И даже ахнула, прикрыв рот рукой.
– Вот я тоже… Как увидел, бегом назад в часть. Хотел пересидеть, дождаться случая. Ведь это свобода, понимаешь? Ни от кого не зависеть.
– И для этого ты снова продался в рабство? – Она удивленно смотрела на него, будто впервые видела. Потом взяла колье из его рук, вытерла шампунь, надела на свою шею.
– У тебя хоть зеркало есть?
Он достал из стола небольшое круглое зеркало, используемое при бритье. И присвистнул от восхищения, глядя на нее:
– Прямо для тебя.
Она красовалась, не могла оторваться, поворачиваясь и так и эдак.
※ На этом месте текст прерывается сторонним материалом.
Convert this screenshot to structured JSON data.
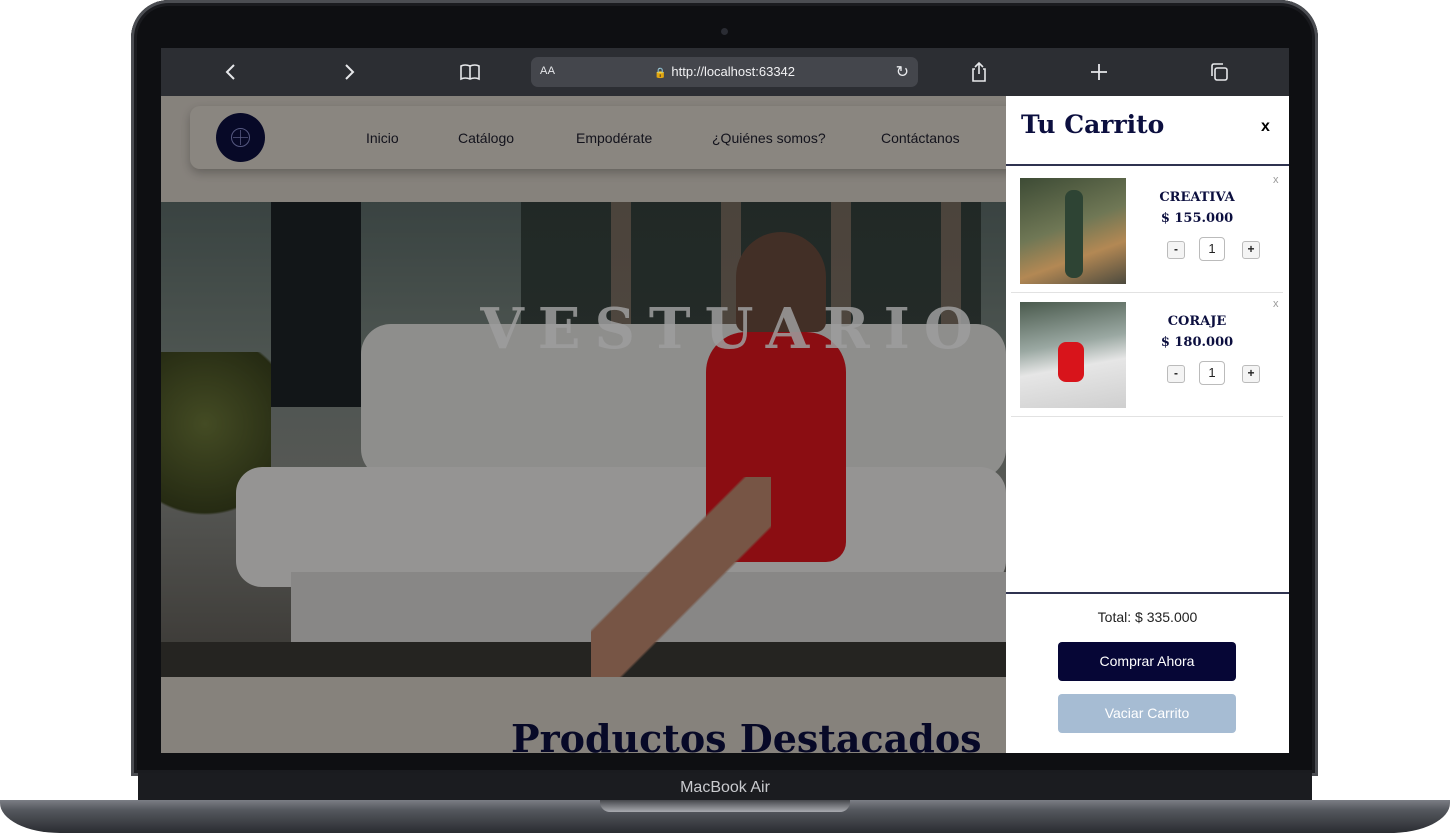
{
  "device": {
    "label": "MacBook Air"
  },
  "browser": {
    "reader_label": "AA",
    "url": "http://localhost:63342",
    "icons": {
      "back": "chevron-left-icon",
      "forward": "chevron-right-icon",
      "bookmarks": "book-icon",
      "lock": "lock-icon",
      "reload": "reload-icon",
      "share": "share-icon",
      "new_tab": "plus-icon",
      "tabs": "tabs-icon"
    }
  },
  "site": {
    "nav": [
      "Inicio",
      "Catálogo",
      "Empodérate",
      "¿Quiénes somos?",
      "Contáctanos"
    ],
    "hero_title": "VESTUARIO",
    "section_title": "Productos Destacados"
  },
  "cart": {
    "title": "Tu Carrito",
    "close_label": "x",
    "items": [
      {
        "name": "CREATIVA",
        "price": "$ 155.000",
        "qty": "1",
        "remove": "x",
        "minus": "-",
        "plus": "+"
      },
      {
        "name": "CORAJE",
        "price": "$ 180.000",
        "qty": "1",
        "remove": "x",
        "minus": "-",
        "plus": "+"
      }
    ],
    "total": "Total: $ 335.000",
    "buy_label": "Comprar Ahora",
    "empty_label": "Vaciar Carrito"
  },
  "colors": {
    "brand_navy": "#060636",
    "empty_button": "#a6bcd3",
    "dress_red": "#e0161d"
  }
}
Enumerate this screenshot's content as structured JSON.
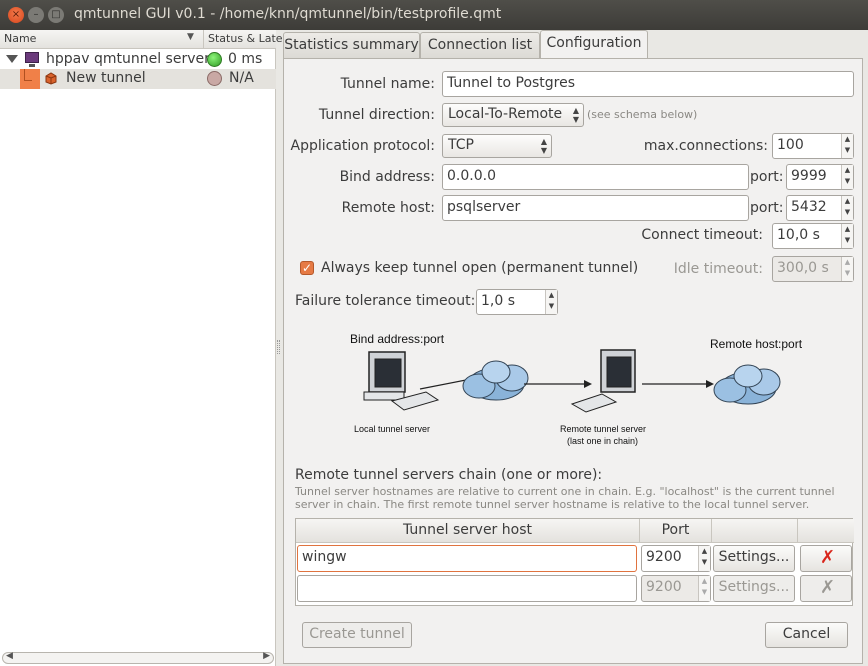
{
  "window": {
    "title": "qmtunnel GUI v0.1 - /home/knn/qmtunnel/bin/testprofile.qmt",
    "close_glyph": "×",
    "minimize_glyph": "–",
    "maximize_glyph": "□"
  },
  "tree": {
    "col_name": "Name",
    "col_status": "Status & Latency",
    "server": {
      "label": "hppav qmtunnel server",
      "status": "0 ms",
      "status_color": "#2f9a23",
      "icon": "monitor-icon"
    },
    "tunnel": {
      "label": "New tunnel",
      "status": "N/A",
      "status_color": "#c9a8a4",
      "icon": "tunnel-icon"
    }
  },
  "tabs": [
    {
      "label": "Statistics summary"
    },
    {
      "label": "Connection list"
    },
    {
      "label": "Configuration"
    }
  ],
  "active_tab": "Configuration",
  "config": {
    "tunnel_name_label": "Tunnel name:",
    "tunnel_name_value": "Tunnel to Postgres",
    "direction_label": "Tunnel direction:",
    "direction_value": "Local-To-Remote",
    "direction_hint": "(see schema below)",
    "protocol_label": "Application protocol:",
    "protocol_value": "TCP",
    "maxconn_label": "max.connections:",
    "maxconn_value": "100",
    "bind_label": "Bind address:",
    "bind_value": "0.0.0.0",
    "bind_port_label": "port:",
    "bind_port_value": "9999",
    "remote_label": "Remote host:",
    "remote_value": "psqlserver",
    "remote_port_label": "port:",
    "remote_port_value": "5432",
    "connect_timeout_label": "Connect timeout:",
    "connect_timeout_value": "10,0 s",
    "always_open_label": "Always keep tunnel open (permanent tunnel)",
    "always_open_checked": true,
    "idle_timeout_label": "Idle timeout:",
    "idle_timeout_value": "300,0 s",
    "failure_label": "Failure tolerance timeout:",
    "failure_value": "1,0 s"
  },
  "diagram": {
    "bind_label": "Bind address:port",
    "remote_label": "Remote host:port",
    "local_server": "Local tunnel server",
    "remote_server_line1": "Remote tunnel server",
    "remote_server_line2": "(last one in chain)"
  },
  "chain": {
    "title": "Remote tunnel servers chain (one or more):",
    "note": "Tunnel server hostnames are relative to current one in chain. E.g. \"localhost\" is the current tunnel server in chain. The first remote tunnel server hostname is relative to the local tunnel server.",
    "col_host": "Tunnel server host",
    "col_port": "Port",
    "rows": [
      {
        "host": "wingw",
        "port": "9200",
        "settings": "Settings...",
        "enabled": true
      },
      {
        "host": "",
        "port": "9200",
        "settings": "Settings...",
        "enabled": false
      }
    ]
  },
  "buttons": {
    "create": "Create tunnel",
    "cancel": "Cancel"
  }
}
– Но оно же ворованное, ты это понимаешь? Его ищут! Наверняка такая работа есть в каталоге…
И тут ее взгляд упал на вырезки из журналов, пришпиленные к стенам.
– Голых баб коллекционируешь?
– Мой гарем… – усмехнулся Сережа не без самодовольства. И взял что-то вроде указки. – А ты приглядись. Никого не напоминают? Вот эта, например.
– Бог мой… Аня Зуева! Жена лейтенанта. Не совсем, но похожа.
– Картина работы Ренуара, – сказал он не без гордости. – А это Зоя Солодухина. Работа Серова.
– Господи, ты их специально подбирал? Сюда в часть?
– Ну, – кивнул он. – Через отдел кадров министерства… Когда там распределяли выпускников, я заказывал клеркам. Подберите, мол, такого лейтенантика, чтобы жена была точь-в-точь с такой-то картины.
– А муж? – спросила она, не переставая изумляться.
– Дело десятое, – отмахнулся Сережа. – Их как собак нерезаных. Так вот о деле. Очень меня обяжешь, если пронесешь эту штуковину через контроль в аэропорту. Посмотри, на тебе они как фамильные. Никто не остановит. Прямо в них родилась.
– А что ж ты их не использовал? – хмыкнула Алла, кивнув на вырезки из журналов.
– Куда им? Скажешь тоже… Даже Анька Зуева. Разве сравнить с тобой? Наденет, и сразу спросят: где сперла? А тут – язык не повернется, глядя на тебя. Я к такой мысли пришел, когда сам такое увидел. Женщина богатая, холеная шла через контроль. Видно же, когда человек привык к драгоценностям. Даже не остановили. А тебя – и подавно.
– Ну и ну… – Алла между тем продолжала осматривать старинных красавиц. – Слушай! А эта? – И повернулась к нему, приоткрыв рот. Сережа опять усмехнулся.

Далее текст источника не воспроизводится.